Comment 15 Philip Jägenstedt 2014-11-27 16:01:22 UTC
Given that we've already shipped Document.characterSet as "UTF-8" and TextDecoder.encoding as "utf-8", is there a way out of this bizarre situation?

1. Let Document.characterSet and aliases return lowercase, like IE.

2. Make TextDecoder.encoding match characterSet's variable case.

Option 1 seems slightly better long-term, but also far more likely to break stuff.
Comment 16 Arkadiusz Michalski (Spirit) 2014-11-27 17:25:49 UTC
(In reply to Philip Jägenstedt from comment #15)
> 1. Let Document.characterSet and aliases return lowercase, like IE.

But IE for inputEncoding always return uppercasee (for all names, like UTF-8, BIG5, GB18030, WINDOWS-1250). So aliases to characterSet will never be correct (if we take into account size of characters).

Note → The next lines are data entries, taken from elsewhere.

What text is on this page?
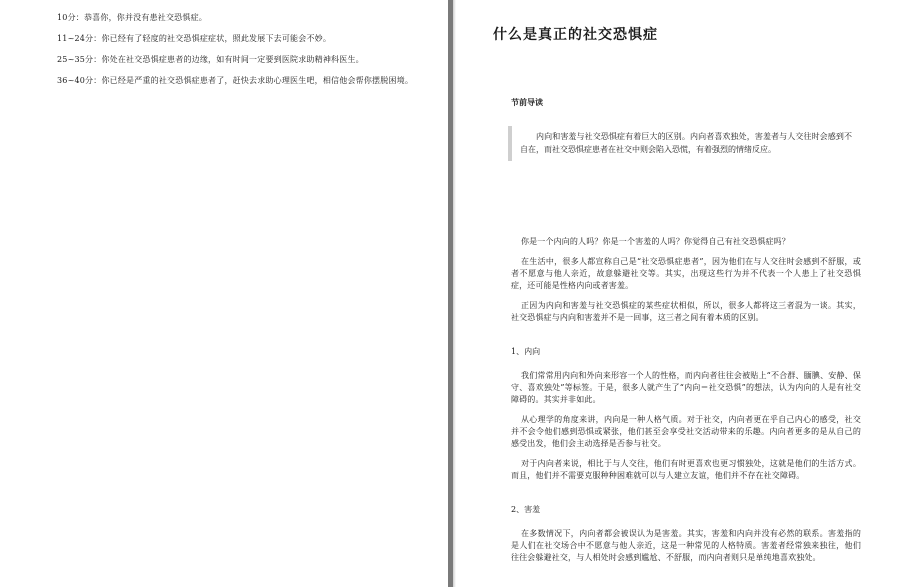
10分：恭喜你，你并没有患社交恐惧症。

11~24分：你已经有了轻度的社交恐惧症症状，照此发展下去可能会不妙。

25~35分：你处在社交恐惧症患者的边缘，如有时间一定要到医院求助精神科医生。

36~40分：你已经是严重的社交恐惧症患者了，赶快去求助心理医生吧，相信他会帮你摆脱困境。

什么是真正的社交恐惧症

节前导读

内向和害羞与社交恐惧症有着巨大的区别。内向者喜欢独处，害羞者与人交往时会感到不自在，而社交恐惧症患者在社交中则会陷入恐慌，有着强烈的情绪反应。

你是一个内向的人吗？你是一个害羞的人吗？你觉得自己有社交恐惧症吗？

在生活中，很多人都宣称自己是“社交恐惧症患者”，因为他们在与人交往时会感到不舒服，或者不愿意与他人亲近，故意躲避社交等。其实，出现这些行为并不代表一个人患上了社交恐惧症，还可能是性格内向或者害羞。

正因为内向和害羞与社交恐惧症的某些症状相似，所以，很多人都将这三者混为一谈。其实，社交恐惧症与内向和害羞并不是一回事，这三者之间有着本质的区别。

1、内向

我们常常用内向和外向来形容一个人的性格，而内向者往往会被贴上“不合群、腼腆、安静、保守、喜欢独处”等标签。于是，很多人就产生了“内向＝社交恐惧”的想法，认为内向的人是有社交障碍的。其实并非如此。

从心理学的角度来讲，内向是一种人格气质。对于社交，内向者更在乎自己内心的感受，社交并不会令他们感到恐惧或紧张，他们甚至会享受社交活动带来的乐趣。内向者更多的是从自己的感受出发，他们会主动选择是否参与社交。

对于内向者来说，相比于与人交往，他们有时更喜欢也更习惯独处，这就是他们的生活方式。而且，他们并不需要克服种种困难就可以与人建立友谊，他们并不存在社交障碍。

2、害羞

在多数情况下，内向者都会被误认为是害羞。其实，害羞和内向并没有必然的联系。害羞指的是人们在社交场合中不愿意与他人亲近，这是一种常见的人格特质。害羞者经常独来独往，他们往往会躲避社交，与人相处时会感到尴尬、不舒服，而内向者则只是单纯地喜欢独处。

In other site returned value for encoding's name by browser are realy inconsistent. I don't think anyone really create a code without prior conversion to uppercase or lowercase when it is used in conditions. Changing to always returning lowercase letters, in all cases, really break compatibility?

Some interesting result:

<meta charset="big5">
Firefox
document.characterSet: Big5
document.charset: undefined
document.inputEncoding: Big5
Chrome
document.characterSet: Big5
document.charset: Big5
document.inputEncoding: Big5
IE
document.characterSet: big5
document.charset: big5
document.inputEncoding: BIG5 

<meta charset="uff-8">
Firefox
document.characterSet: UTF-8
document.charset: undefined
document.inputEncoding: UTF-8 
Chrome
document.characterSet: UTF-8
document.charset: UTF-8
document.inputEncoding: UTF-8
IE
document.characterSet: utf-8
document.charset: utf-8
document.inputEncoding: UTF-8 

<meta charset="gbk">
Firefox
document.characterSet: gbk
document.charset: undefined
document.inputEncoding: gbk 
Chrome
document.characterSet: GBK
document.charset: GBK
document.inputEncoding: GBK
IE
document.characterSet: gb2312
document.charset: gb2312
document.inputEncoding: GB2312

<meta charset="gb18030">
Firefox
document.characterSet: gb18030
document.charset: undefined
document.inputEncoding: gb18030
Chrome
document.characterSet: gb18030
document.charset: gb18030
document.inputEncoding: gb18030
IE
document.characterSet: GB18030
document.charset: GB18030
document.inputEncoding: GB18030

If the various APIs can return different size of encoding names then I think that minimum is add to the Encoding spec such information (somewhere near the table which lists those names).